In re Hydrogen Peroxide Antitrust Litigation, 552 F.3d at 318 (quoting Fed.R.Civ.P. 23 Advisory Committee’s Note, 2003 Amendments). Accordingly, in this Court’s view, the exercise of breaking down each claim to its elements and determining whether such elements are “capable of proof through evidence that is common to the class rather than individual to its members” is proper not only in (b)(3) cases, but also in (b)(2) cases.

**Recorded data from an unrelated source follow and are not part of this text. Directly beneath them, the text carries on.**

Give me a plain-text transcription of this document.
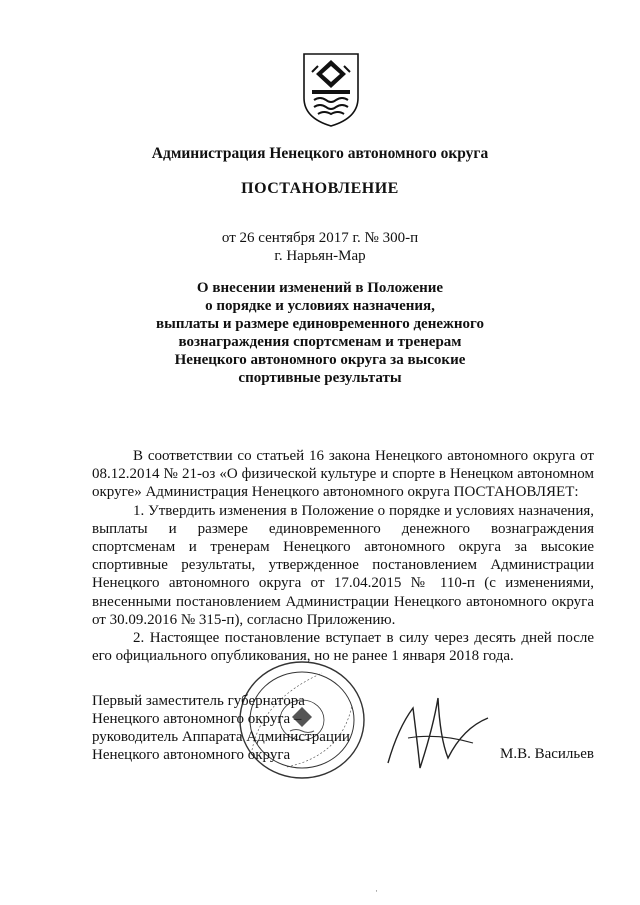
Администрация Ненецкого автономного округа
ПОСТАНОВЛЕНИЕ
от 26 сентября 2017 г. № 300-п
г. Нарьян-Мар
О внесении изменений в Положение
о порядке и условиях назначения,
выплаты и размере единовременного денежного
вознаграждения спортсменам и тренерам
Ненецкого автономного округа за высокие
спортивные результаты

В соответствии со статьей 16 закона Ненецкого автономного округа от 08.12.2014 № 21-оз «О физической культуре и спорте в Ненецком автономном округе» Администрация Ненецкого автономного округа ПОСТАНОВЛЯЕТ:

1. Утвердить изменения в Положение о порядке и условиях назначения, выплаты и размере единовременного денежного вознаграждения спортсменам и тренерам Ненецкого автономного округа за высокие спортивные результаты, утвержденное постановлением Администрации Ненецкого автономного округа от 17.04.2015 № 110-п (с изменениями, внесенными постановлением Администрации Ненецкого автономного округа от 30.09.2016 № 315-п), согласно Приложению.

2. Настоящее постановление вступает в силу через десять дней после его официального опубликования, но не ранее 1 января 2018 года.

Первый заместитель губернатора
Ненецкого автономного округа –
руководитель Аппарата Администрации
Ненецкого автономного округа	М.В. Васильев
·
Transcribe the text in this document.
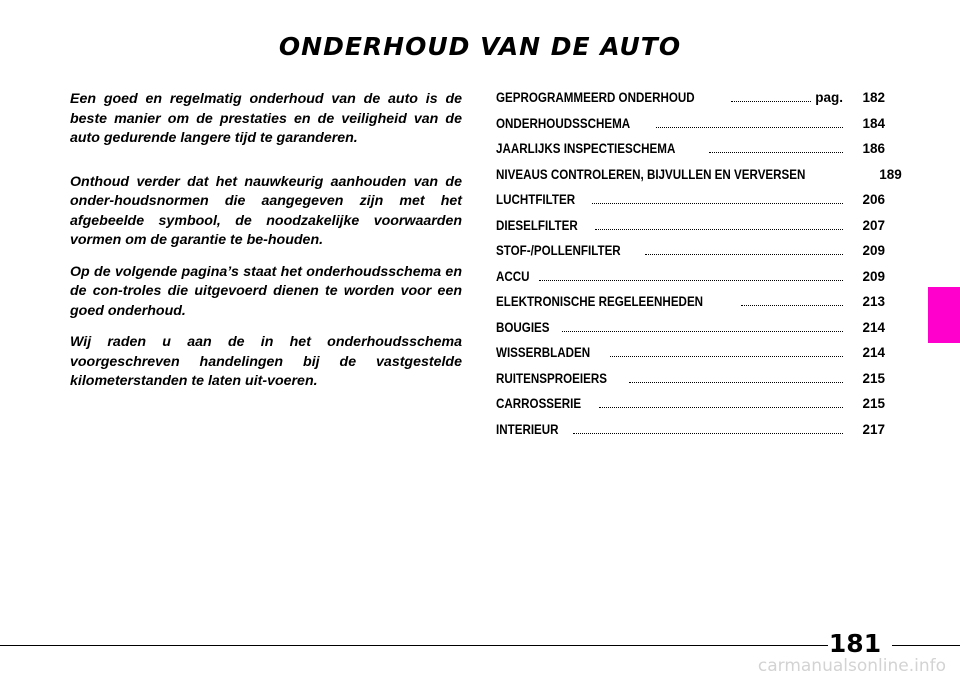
ONDERHOUD VAN DE AUTO

Een goed en regelmatig onderhoud van de auto is de beste manier om de prestaties en de veiligheid van de auto gedurende langere tijd te garanderen.

Onthoud verder dat het nauwkeurig aanhouden van de onder-houdsnormen die aangegeven zijn met het afgebeelde symbool, de noodzakelijke voorwaarden vormen om de garantie te be-houden.

Op de volgende pagina’s staat het onderhoudsschema en de con-troles die uitgevoerd dienen te worden voor een goed onderhoud.

Wij raden u aan de in het onderhoudsschema voorgeschreven handelingen bij de vastgestelde kilometerstanden te laten uit-voeren.

GEPROGRAMMEERD ONDERHOUD	pag.	182
ONDERHOUDSSCHEMA	184
JAARLIJKS INSPECTIESCHEMA	186
NIVEAUS CONTROLEREN, BIJVULLEN EN VERVERSEN	189
LUCHTFILTER	206
DIESELFILTER	207
STOF-/POLLENFILTER	209
ACCU	209
ELEKTRONISCHE REGELEENHEDEN	213
BOUGIES	214
WISSERBLADEN	214
RUITENSPROEIERS	215
CARROSSERIE	215
INTERIEUR	217
181
carmanualsonline.info
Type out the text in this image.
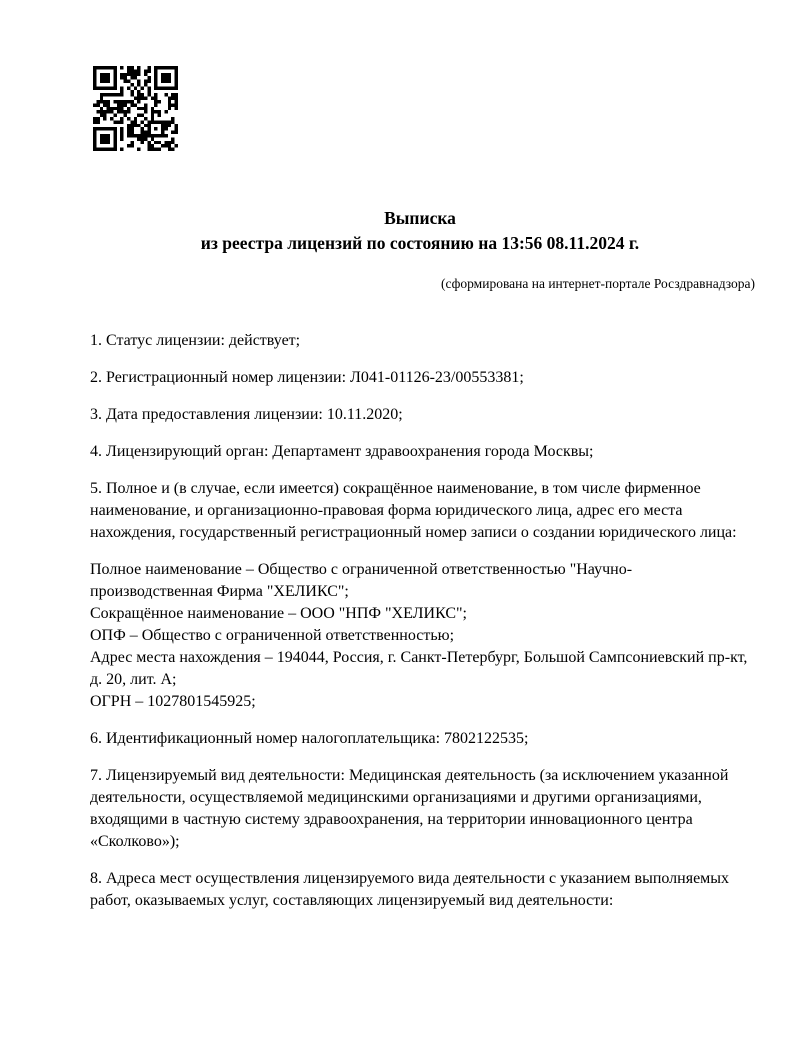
Выписка
из реестра лицензий по состоянию на 13:56 08.11.2024 г.
(сформирована на интернет-портале Росздравнадзора)

1. Статус лицензии: действует;

2. Регистрационный номер лицензии: Л041-01126-23/00553381;

3. Дата предоставления лицензии: 10.11.2020;

4. Лицензирующий орган: Департамент здравоохранения города Москвы;

5. Полное и (в случае, если имеется) сокращённое наименование, в том числе фирменное наименование, и организационно-правовая форма юридического лица, адрес его места нахождения, государственный регистрационный номер записи о создании юридического лица:

Полное наименование – Общество с ограниченной ответственностью "Научно-производственная Фирма "ХЕЛИКС";
Сокращённое наименование – ООО "НПФ "ХЕЛИКС";
ОПФ – Общество с ограниченной ответственностью;
Адрес места нахождения – 194044, Россия, г. Санкт-Петербург, Большой Сампсониевский пр-кт, д. 20, лит. А;
ОГРН – 1027801545925;

6. Идентификационный номер налогоплательщика: 7802122535;

7. Лицензируемый вид деятельности: Медицинская деятельность (за исключением указанной деятельности, осуществляемой медицинскими организациями и другими организациями, входящими в частную систему здравоохранения, на территории инновационного центра «Сколково»);

8. Адреса мест осуществления лицензируемого вида деятельности с указанием выполняемых работ, оказываемых услуг, составляющих лицензируемый вид деятельности:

. Despite the Court's prior explanation of what the Third Circuit requires in a certification analysis, Plaintiffs have again failed to perform a useful analysis in support of their certification motion. For each claim, Plaintiffs have simply listed the requisite elements at the beginning and then, several pages later, listed a host of common issues that are relevant to the claim. They should have addressed each element on its own and discussed whether that particular element is subject to common proof, as DuPont did in its opposition. Moreover, Plaintiffs rely on many decisions where certification was granted, but these cases lack any analysis of the elements of each claim and whether they are subject to common proof. Regardless of Plaintiffs' deficiencies, however, the Court will conduct its own analysis of the claim elements as the law requires.

. DuPont also argues that "comment f has never been cited, much less adopted, by any reported New Jersey or Third Circuit case.” (DuPont Opp. at 37). However, DuPont cites to no authority explicitly rejecting comment f. Given that many New Jersey cases rely on comment b and none rejects comment f, it seems reasonable to presume the authority of the entire section.

. Under Rule 23(a), the individuals selected to be the named plaintiffs are supposed to be "typical” of the proposed class of plaintiffs they seek to represent. Indeed, in this case, the Court has found that Plaintiffs have satisfied the typicality requirement. Thus, the opinions and fears of the named plaintiffs are presumably representative of those of the entire class and, therefore, also a good indication of the perception of "a normal person in the community.” Accordingly, the Court recognizes that even though the subjective opinions of the named plaintiffs may not disposi-tive in determining whether there is significant harm, they are still relevant to the issue.

. Although the Court, through its own research, is aware that under New Jersey law, "a nuisance may be a public and a private one at the same time,” the parties have failed to present any facts or arguments as to how this principle would apply in this case. Malhame v. Borough of De-marest, 162 N.J.Super. 248, 260, 392 A.2d 652 (Law Div.1978) (citing Cresskill v. Dumont, 28 N.J.Super. 26, 38, 100 A.2d 182 (Law Div.1953)) (emphasis added).

. In Player, the plaintiffs sought medical monitoring and property damages, arguing that they had suffered a distinctive increased risk of disease and diminution in property value. Id. The court denied them both.

. Even the commonality of the alleged contamination is dubious, given the current class definition, as DuPont claims that "nearly half of the private wells within the geographic scope of the proposed class definition that have been tested to date have failed to show the presence of any PFOA.” (DuPont Opp. at 42).

. Except where noted, both Rowe and Scott Plaintiffs seek certification of all the listed issues.

. Because the Court has already determined that Plaintiffs’ nuisance claims should be certified for class treatment, it need not evaluate whether the particular issues relevant to those claims should be certified for class treatment.